Помойка не является — как принято считать — массивной, недифференцированной и в целом мучительной вонью. Это бесконечно сложная мешанина, которую не устает расшифровывать моя ноздря. Она перечисляет мне жженую резину старой покрышки, тухлую копоть селедочного бочонка, душный аромат охапки увядшей сирени, сладкую вонь дохлой крысы и кисловатую нотку ее мочи, запах старого норманского погреба, идущий от вываленного грузовика прелых яблок, жирный выхлоп коровьей шкуры, которую вздымают пищеварительными волнами батальоны опарышей, — и все это перемешано ветром, пронизано струями аммиака и залпами восточного мускуса. Как соскучиться при виде подобного парада богатств, как можно быть настолько грубым, чтобы отвергнуть их кучей из-за якобы дурного запаха?
* * *
Серое вещество. Выражение само собой сорвалось с моего пера для обозначения роанских отбросов, и я восхищен смыслом, который в нем содержится. Этот серо-розовый мусор, плотный и богатый, подбитый изнутри шерстью-сырцом, что в виде спрессованной пластинки украсит медальон с гербом Роана (полумесяц, увенчанный военной медалью), в пятом часовом кармашке моего вышитого жилета, эта волокнистая субстанция, отливающая перламутром, — имеет несомненное сходство с прошитым синапсами веществом человеческого мозга. Роан, город с мозговыми отбросами! Только этого не хватало в моей коллекции, — и после Ренна, Сент-Эскобиля, Довиля, Мирамаса и Касабланки, Роан должным образом дополняет мой секстет. Вплоть до старых книг, явившихся сюда, конечно, не по какой-нибудь преступной прихоти, но в силу логического процесса и занявших свое истинное место. Они — обязательная флора этой мудрой кучи дерьма, ее скрижали, они выросли на ней как грибы, они ее высшая эманация.

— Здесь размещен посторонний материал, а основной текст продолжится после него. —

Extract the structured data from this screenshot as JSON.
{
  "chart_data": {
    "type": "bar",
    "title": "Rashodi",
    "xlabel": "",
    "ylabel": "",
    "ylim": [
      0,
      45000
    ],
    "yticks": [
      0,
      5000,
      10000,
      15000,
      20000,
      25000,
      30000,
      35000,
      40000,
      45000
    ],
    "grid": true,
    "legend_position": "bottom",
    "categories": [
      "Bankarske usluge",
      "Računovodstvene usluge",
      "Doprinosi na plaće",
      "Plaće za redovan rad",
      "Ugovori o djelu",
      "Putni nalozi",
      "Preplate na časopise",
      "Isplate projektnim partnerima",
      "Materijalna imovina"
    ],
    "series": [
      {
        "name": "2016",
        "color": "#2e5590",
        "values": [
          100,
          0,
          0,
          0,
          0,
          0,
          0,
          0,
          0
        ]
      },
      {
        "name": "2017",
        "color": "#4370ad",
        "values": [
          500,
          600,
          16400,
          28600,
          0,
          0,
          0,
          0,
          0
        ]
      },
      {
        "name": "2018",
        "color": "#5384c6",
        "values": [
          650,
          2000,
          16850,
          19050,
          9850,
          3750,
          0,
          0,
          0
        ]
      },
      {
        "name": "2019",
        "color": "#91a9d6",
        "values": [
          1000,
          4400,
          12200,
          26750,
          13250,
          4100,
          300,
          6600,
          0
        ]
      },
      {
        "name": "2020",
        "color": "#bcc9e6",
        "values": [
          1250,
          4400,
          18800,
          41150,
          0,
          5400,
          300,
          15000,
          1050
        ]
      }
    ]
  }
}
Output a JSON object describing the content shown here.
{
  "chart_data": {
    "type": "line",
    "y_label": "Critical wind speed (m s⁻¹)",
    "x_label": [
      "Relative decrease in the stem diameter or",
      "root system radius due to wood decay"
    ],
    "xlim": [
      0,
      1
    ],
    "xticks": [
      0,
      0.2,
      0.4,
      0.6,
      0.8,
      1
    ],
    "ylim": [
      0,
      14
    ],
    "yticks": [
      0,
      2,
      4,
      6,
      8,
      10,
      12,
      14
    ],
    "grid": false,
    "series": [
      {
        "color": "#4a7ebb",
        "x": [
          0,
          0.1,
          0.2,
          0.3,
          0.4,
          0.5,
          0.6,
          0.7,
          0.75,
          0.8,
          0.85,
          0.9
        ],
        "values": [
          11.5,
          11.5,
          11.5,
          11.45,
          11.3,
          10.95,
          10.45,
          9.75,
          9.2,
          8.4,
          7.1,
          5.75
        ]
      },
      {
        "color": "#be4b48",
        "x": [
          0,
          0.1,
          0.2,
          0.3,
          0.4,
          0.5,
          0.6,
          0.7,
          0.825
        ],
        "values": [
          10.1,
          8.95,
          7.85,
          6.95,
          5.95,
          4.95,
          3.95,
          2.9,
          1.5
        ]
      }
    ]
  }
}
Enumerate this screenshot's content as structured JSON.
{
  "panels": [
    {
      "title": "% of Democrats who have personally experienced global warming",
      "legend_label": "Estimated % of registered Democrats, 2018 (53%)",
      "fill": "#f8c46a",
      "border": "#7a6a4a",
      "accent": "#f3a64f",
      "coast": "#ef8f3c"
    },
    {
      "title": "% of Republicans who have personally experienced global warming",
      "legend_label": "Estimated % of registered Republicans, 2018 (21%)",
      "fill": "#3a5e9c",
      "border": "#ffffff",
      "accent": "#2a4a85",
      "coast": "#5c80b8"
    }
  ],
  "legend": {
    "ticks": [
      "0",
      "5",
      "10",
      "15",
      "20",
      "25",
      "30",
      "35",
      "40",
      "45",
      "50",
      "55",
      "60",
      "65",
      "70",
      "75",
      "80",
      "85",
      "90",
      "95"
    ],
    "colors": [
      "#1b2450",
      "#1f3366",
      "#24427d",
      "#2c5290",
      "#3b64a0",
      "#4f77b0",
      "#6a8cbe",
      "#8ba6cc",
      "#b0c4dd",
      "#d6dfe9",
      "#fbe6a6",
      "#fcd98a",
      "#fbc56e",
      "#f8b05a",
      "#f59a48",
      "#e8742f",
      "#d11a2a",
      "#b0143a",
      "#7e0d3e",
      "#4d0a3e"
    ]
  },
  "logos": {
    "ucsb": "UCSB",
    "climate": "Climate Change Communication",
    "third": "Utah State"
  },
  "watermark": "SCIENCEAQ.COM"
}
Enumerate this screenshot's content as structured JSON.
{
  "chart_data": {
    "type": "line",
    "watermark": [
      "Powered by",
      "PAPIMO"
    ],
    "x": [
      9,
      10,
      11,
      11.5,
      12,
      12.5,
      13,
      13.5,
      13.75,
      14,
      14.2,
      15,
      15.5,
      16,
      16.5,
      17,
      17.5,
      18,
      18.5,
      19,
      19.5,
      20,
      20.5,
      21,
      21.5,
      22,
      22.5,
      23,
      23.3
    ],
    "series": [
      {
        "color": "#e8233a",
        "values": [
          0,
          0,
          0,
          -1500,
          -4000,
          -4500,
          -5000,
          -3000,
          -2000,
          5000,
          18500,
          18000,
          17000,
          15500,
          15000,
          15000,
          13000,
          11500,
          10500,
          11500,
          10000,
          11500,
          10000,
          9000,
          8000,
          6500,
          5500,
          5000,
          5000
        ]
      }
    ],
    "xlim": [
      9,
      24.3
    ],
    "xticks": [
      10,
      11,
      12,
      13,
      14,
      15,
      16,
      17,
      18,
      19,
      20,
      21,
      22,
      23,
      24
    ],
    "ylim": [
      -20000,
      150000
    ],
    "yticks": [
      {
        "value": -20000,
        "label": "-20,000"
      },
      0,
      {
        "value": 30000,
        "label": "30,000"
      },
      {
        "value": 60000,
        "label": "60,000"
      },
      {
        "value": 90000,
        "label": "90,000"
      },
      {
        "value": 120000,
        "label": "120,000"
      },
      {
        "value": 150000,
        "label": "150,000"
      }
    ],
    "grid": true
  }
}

Я запросил десять человек в Бюро по найму. Является тридцать. К концу недели наверняка останется не больше шести-семи. Это обычный сброд — бездельники, арабы, пьемонтцы, каталонцы, французы, которых, быть может, еще и жандармы к себе затребуют. Как будто человеческое отребье подходит для того, чтобы копошиться в отбросах общества. Я нанимаю их скопом. Я им брат, несмотря на дорогую одежду и запах лаванды, я, как и они, — правонарушитель, антиобщественное явление, враг порядка до глубины плоти.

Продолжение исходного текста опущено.